Hujan enggak sih di kota kalian? Kalau di Bandung sih, setiap hari. Dari pagi aja udah mendung.
Ini malam Minggu kan ya?
Jadi aku kasih up date bab 13nya malem-malem, enggak apa-apa kan?
Btw, yuk komen emoji yang kalian suka🍓🍓🍓
_____________________
Abian menatap laptop dengan tangan terlipat di dada. Bola matanya bergulir cepat membaca sesuatu di file yang tengah ia buka. Sebelum Haesan yang baru keluar dari dalam pantry dengan segelas kopi menyenggol kepalanya menggunakan pantat.

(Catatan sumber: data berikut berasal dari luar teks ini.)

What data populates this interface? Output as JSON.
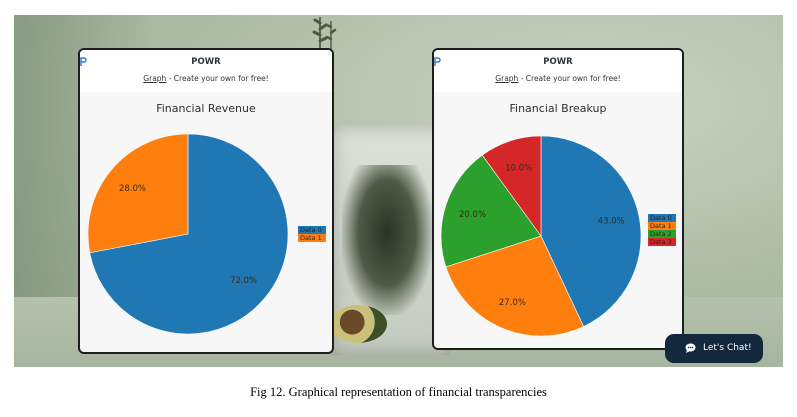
{
  "brand": "POWR",
  "tagline_link": "Graph",
  "tagline_rest": " - Create your own for free!",
  "chat_label": "Let's Chat!",
  "caption": "Fig 12. Graphical representation of financial transparencies",
  "colors": {
    "blue": "#1f77b4",
    "orange": "#ff7f0e",
    "green": "#2ca02c",
    "red": "#d62728",
    "chat_bg": "#13273d"
  },
  "charts": [
    {
      "title": "Financial Revenue",
      "slices": [
        {
          "name": "Data 0",
          "value": 72.0,
          "label": "72.0%",
          "color": "#1f77b4"
        },
        {
          "name": "Data 1",
          "value": 28.0,
          "label": "28.0%",
          "color": "#ff7f0e"
        }
      ]
    },
    {
      "title": "Financial Breakup",
      "slices": [
        {
          "name": "Data 0",
          "value": 43.0,
          "label": "43.0%",
          "color": "#1f77b4"
        },
        {
          "name": "Data 1",
          "value": 27.0,
          "label": "27.0%",
          "color": "#ff7f0e"
        },
        {
          "name": "Data 2",
          "value": 20.0,
          "label": "20.0%",
          "color": "#2ca02c"
        },
        {
          "name": "Data 3",
          "value": 10.0,
          "label": "10.0%",
          "color": "#d62728"
        }
      ]
    }
  ],
  "chart_data": [
    {
      "type": "pie",
      "title": "Financial Revenue",
      "categories": [
        "Data 0",
        "Data 1"
      ],
      "values": [
        72.0,
        28.0
      ],
      "labels": [
        "72.0%",
        "28.0%"
      ],
      "legend": "right"
    },
    {
      "type": "pie",
      "title": "Financial Breakup",
      "categories": [
        "Data 0",
        "Data 1",
        "Data 2",
        "Data 3"
      ],
      "values": [
        43.0,
        27.0,
        20.0,
        10.0
      ],
      "labels": [
        "43.0%",
        "27.0%",
        "20.0%",
        "10.0%"
      ],
      "legend": "right"
    }
  ]
}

Sungguh. Tak punya sopan santun.
Namun apa daya, bujang itu sedang malas berdebat. Jadi ia membalas kekurangajaran Haesan dengan tak acuh. Maka karenanya, Haesan yang masih ingin jahil pun duduk di bangku kosong milik Cakrawala, pagi ini, pemiliknya entah berada di mana. “Ngapain Nyet?”
Abian tak menjawab.
“LO KENAPA SIH?!”
“Ngomong sama gue?” tanya Abian sembari menunjuk wajah sendiri. “Kirain sama monyet, makanya gue enggak jawab.”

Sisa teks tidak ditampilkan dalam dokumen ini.